Eliminate by anatomy. (c) is too strong for what the passage says — “cannot be maintained without” is an absolute against a descriptive passage; (a) gets the direction backwards — it flips who-benefits-from-whom; (d) is too strong for what the passage says — “as per their requirement” imputes intentional regeneration. The transferable rule on best-inference questions: the keyed inference keeps the passage’s strength and direction; the plants either inflate “benefits” into “indispensable” or reverse the dependency. Key: (b).

Evidence in the text

The passage describes elephants creating clearings, preventing overgrowth, allowing regeneration of other plants, propagating seeds, enriching soil via dung, and digging water holes “which benefits other wildlife.” Every line shows elephants enabling and benefiting the wider ecosystem — i.e. a keystone species that benefits biodiversity — exactly (b). (c) over-strengthens this into “cannot be maintained without” (absolute); (a) reverses the dependence (the forest needs the elephant, not the elephant a rich forest); (d) over-claims deliberate, on-demand regeneration → (b).

Worked rationale

The passage enumerates elephants’ ecosystem services — clearings, controlled overgrowth, seed dispersal, soil nourishment, water access for other wildlife. The fair inference is that elephants are a keystone species benefiting biodiversity.
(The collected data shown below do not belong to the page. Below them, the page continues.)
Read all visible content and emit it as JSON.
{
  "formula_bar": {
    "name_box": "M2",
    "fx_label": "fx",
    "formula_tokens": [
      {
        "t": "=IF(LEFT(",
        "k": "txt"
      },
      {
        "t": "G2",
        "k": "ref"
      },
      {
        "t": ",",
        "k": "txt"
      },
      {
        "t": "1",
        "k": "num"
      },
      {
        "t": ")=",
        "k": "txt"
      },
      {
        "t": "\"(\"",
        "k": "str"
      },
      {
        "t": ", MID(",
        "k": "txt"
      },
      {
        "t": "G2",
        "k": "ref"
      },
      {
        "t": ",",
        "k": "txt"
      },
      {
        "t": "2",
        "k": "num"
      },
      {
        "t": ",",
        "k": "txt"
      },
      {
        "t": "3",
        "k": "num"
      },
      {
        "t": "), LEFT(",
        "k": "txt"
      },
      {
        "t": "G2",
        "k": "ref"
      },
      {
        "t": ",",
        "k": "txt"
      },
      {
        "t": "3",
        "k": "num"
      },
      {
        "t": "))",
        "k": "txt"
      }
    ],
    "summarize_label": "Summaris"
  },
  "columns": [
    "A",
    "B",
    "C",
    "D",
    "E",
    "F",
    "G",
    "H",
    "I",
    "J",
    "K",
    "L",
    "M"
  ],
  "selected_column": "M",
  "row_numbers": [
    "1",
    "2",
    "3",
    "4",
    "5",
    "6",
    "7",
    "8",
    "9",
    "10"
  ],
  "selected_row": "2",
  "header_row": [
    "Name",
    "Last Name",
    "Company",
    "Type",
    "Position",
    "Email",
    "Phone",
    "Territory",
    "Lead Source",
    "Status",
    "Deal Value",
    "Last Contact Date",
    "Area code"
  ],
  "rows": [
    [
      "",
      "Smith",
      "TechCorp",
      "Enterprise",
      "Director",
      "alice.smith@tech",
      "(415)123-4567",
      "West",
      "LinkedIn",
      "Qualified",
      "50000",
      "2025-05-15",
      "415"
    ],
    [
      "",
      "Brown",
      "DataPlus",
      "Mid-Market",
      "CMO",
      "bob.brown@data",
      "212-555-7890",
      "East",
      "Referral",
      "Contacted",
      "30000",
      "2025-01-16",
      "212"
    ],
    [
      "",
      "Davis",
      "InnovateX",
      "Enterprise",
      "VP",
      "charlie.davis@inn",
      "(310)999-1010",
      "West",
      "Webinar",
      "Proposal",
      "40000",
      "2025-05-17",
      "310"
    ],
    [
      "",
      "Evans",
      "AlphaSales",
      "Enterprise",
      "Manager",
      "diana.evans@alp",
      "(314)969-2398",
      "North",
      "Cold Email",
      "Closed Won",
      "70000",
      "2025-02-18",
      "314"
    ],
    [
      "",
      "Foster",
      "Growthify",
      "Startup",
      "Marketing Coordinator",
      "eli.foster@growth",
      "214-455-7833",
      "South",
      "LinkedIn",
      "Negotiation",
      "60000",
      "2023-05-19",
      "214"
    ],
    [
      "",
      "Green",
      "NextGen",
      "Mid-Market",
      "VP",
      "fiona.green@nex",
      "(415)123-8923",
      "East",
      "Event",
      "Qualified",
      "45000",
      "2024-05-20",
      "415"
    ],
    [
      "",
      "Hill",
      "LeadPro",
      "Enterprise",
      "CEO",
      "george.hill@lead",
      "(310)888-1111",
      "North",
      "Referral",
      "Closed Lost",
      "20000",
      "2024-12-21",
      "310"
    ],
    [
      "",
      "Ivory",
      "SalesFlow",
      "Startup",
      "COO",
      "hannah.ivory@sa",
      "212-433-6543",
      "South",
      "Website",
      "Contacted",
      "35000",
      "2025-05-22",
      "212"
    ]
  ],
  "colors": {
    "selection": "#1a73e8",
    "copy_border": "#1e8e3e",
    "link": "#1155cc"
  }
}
(b) states exactly that, at the passage’s strength. (c) over-strengthens to “cannot be maintained without,” an absolute the passage never claims. (a) reverses the dependence (the forest needs the elephant, not the elephant a rich-biodiversity range). (d) over-claims deliberate regeneration “as per their requirement.”

Answer: (b).

Why the other options miss

  • A
    cause and effect reversed: makes the elephant depend on a vast biodiverse range, whereas the passage shows the ecosystem depends on (benefits from) the elephant.
  • C
    too strong for what the passage says: “cannot be maintained without the presence of elephants” turns a beneficial role into strict indispensability; the passage describes benefit, not impossibility-without.
  • D
    too strong for what the passage says: “capable of regenerating forests with species as per their requirement” imputes intentional, on-demand forest engineering the passage never claims.

Specialist insight

All four options are about the right relationship — elephants and ecosystem health — and three fail on a single word of strength or direction. (c) inflates “benefits” to “cannot survive without”; (a) reverses who benefits; (d) adds purposeful control. (b) alone keeps the passage’s qualifier — a keystone species that benefits biodiversity, no more. On best-inference questions, the difference between the key and the trap is almost always one quantifier or one arrow. (b).

The trap, in one line

The passage shows elephants benefit the ecosystem (keystone); (c) inflates to "cannot be maintained without," (a) reverses the dependence — the measured inference is (b).